Luna Moms Club Weekly Tip

Protein provides materials for the growing tissues, including the placenta, the mother's blood and the baby. You can get more calcium into your diet with eggs, fish, poultry and beef, tofu and cottage cheese. It’s suggested to take 74 grams of protein daily during pregnancy

Tuesday, June 16, 2009

Luna Moms Club Weekly Tip

Stay hydrated! More fluids are necessary for a multitude of functions including providing for the expanding blood volume that helps to carry nutrients to mom & baby. And when you’re nursing, you will need the extra fluid to maintain a healthy flow of breast milk for your baby. Drink about eight to ten 8 ounce glasses of non-caffeinated, non-caloric fluids per day. Caffeine in excess can be dehydrating and high caloric drinks such as soda and juice can add up extra calories. Plus the added bonus is that drinking a lot of water is the best way for your skin to get that healthy glow

Monday, June 8, 2009

Luna Moms Club Weekly Tip

Omega-3 fatty acids are important in baby's brain and central nervous system development, as well as preventing low birth weight and premature birth.

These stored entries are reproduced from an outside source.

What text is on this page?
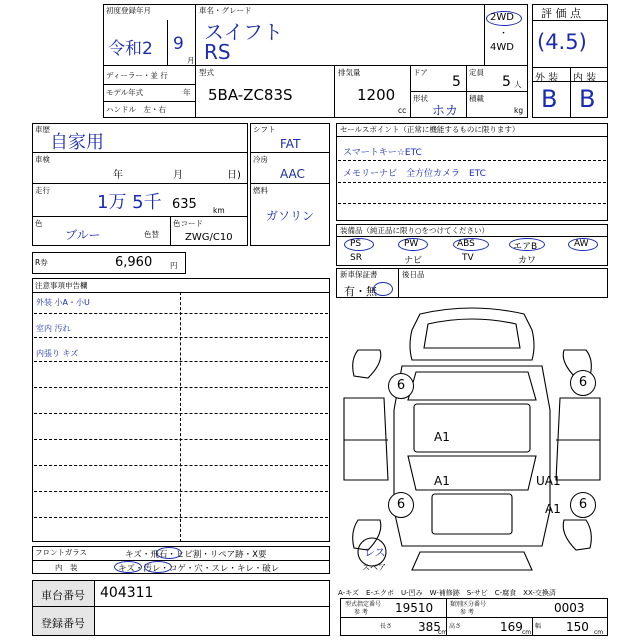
初度登録年月
令和2 9
月
車名・グレード
スイフト
RS
2WD
・
4WD
ディーラー・並 行
モデル年式	年
ハンドル　左・右
型式
5BA-ZC83S
排気量
1200
cc
ドア
5
定員
5 人
形状
ホカ
積載
kg
評 価 点
(4.5)
外 装 内 装
B B
車歴
自家用
車検
年	月	日)
走行
1万 5千 635 km
色
ブルー	色替
色コード
ZWG/C10
シフト
FAT
冷房
AAC
燃料
ガソリン
R券	6,960 円
セールスポイント（正常に機能するものに限ります）
スマートキー☆ETC
メモリーナビ　全方位カメラ　ETC
装備品（純正品に限り○をつけてください）
PS	PW	ABS	エアB	AW
SR	ナビ	TV	カワ
新車保証書
有・無
後日品
注意事項申告欄
外装 小A・小U
室内 汚れ
内張り キズ
フロントガラス	キズ・飛石・ヒビ割・リペア跡・X要
内　装	キズ・汚レ・コゲ・穴・スレ・キレ・破レ
車台番号 404311
登録番号
6	6
A1
A1	UA1
6	A1	6
レス
スペア
A-キズ　E-エクボ　U-凹み　W-補修跡　S-サビ　C-腐食　XX-交換済
型式指定番号
参 考 19510	類別区分番号
参 考	0003
長さ 385
cm
高さ	169 cm
幅 150 cm
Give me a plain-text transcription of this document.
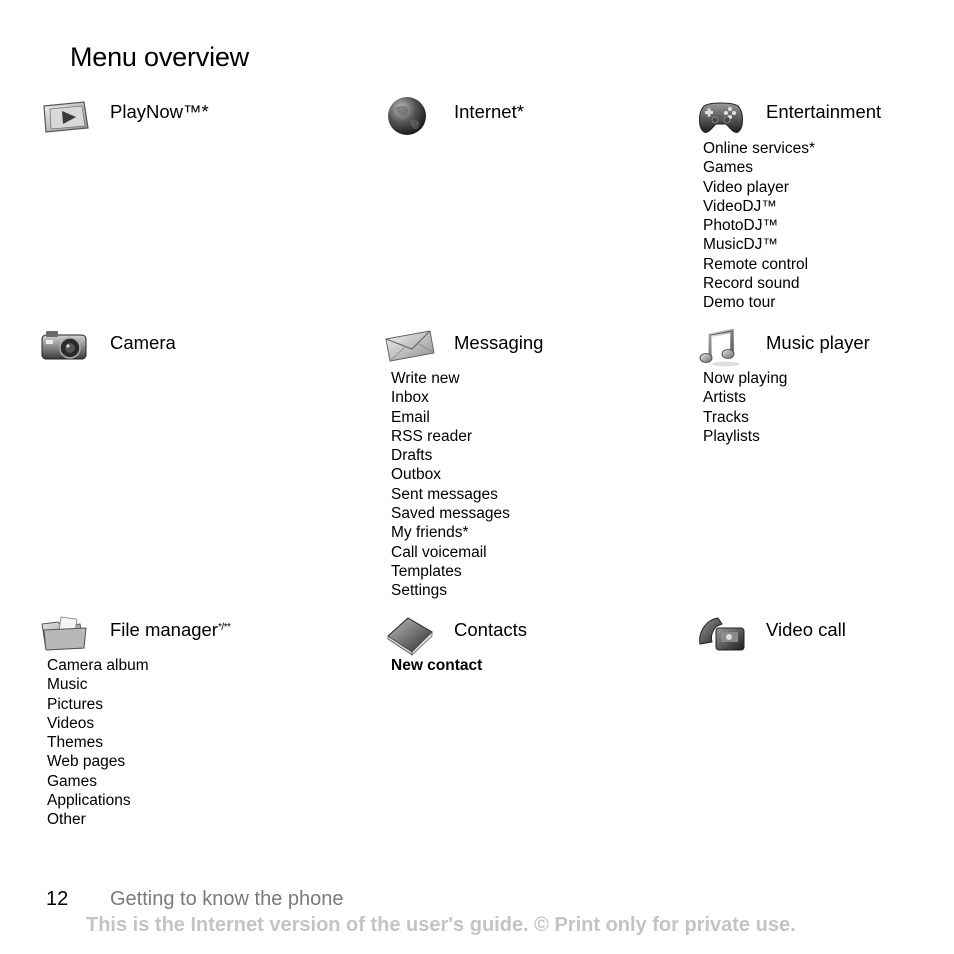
Menu overview
PlayNow™*	Internet*	Entertainment
Online services*
Games
Video player
VideoDJ™
PhotoDJ™
MusicDJ™
Remote control
Record sound
Demo tour
Camera	Messaging
Write new
Inbox
Email
RSS reader
Drafts
Outbox
Sent messages
Saved messages
My friends*
Call voicemail
Templates
Settings
Music player
Now playing
Artists
Tracks
Playlists
File manager*/**
Camera album
Music
Pictures
Videos
Themes
Web pages
Games
Applications
Other
Contacts
New contact
Video call
12 Getting to know the phone
This is the Internet version of the user's guide. © Print only for private use.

Some reports also say that it helps regulate your baby’s sleep patterns. Low-mercury fish is a good source of omega-3s. But if you’re looking for alternatives to fish, it’s easy to get more of it. Supplement your oatmeal or smoothie with flaxseed (oil, ground, or the entire seeds), always care around a container of walnuts for snacking, and look for eggs that are fortified with omega-3s.

Tuesday, June 2, 2009

Luna Moms Club Weekly Tip

No one said that eating healthier would be easier. But here are some tips that will save you time in your quest for more nutritious meals.
When making dinner, make twice as much — keeping the extra for lunches the next day. If you are cooking two chicken breasts, you might as well cook four. If you are making salad, pull out a to-go container and throw an extra serving in it for the next day.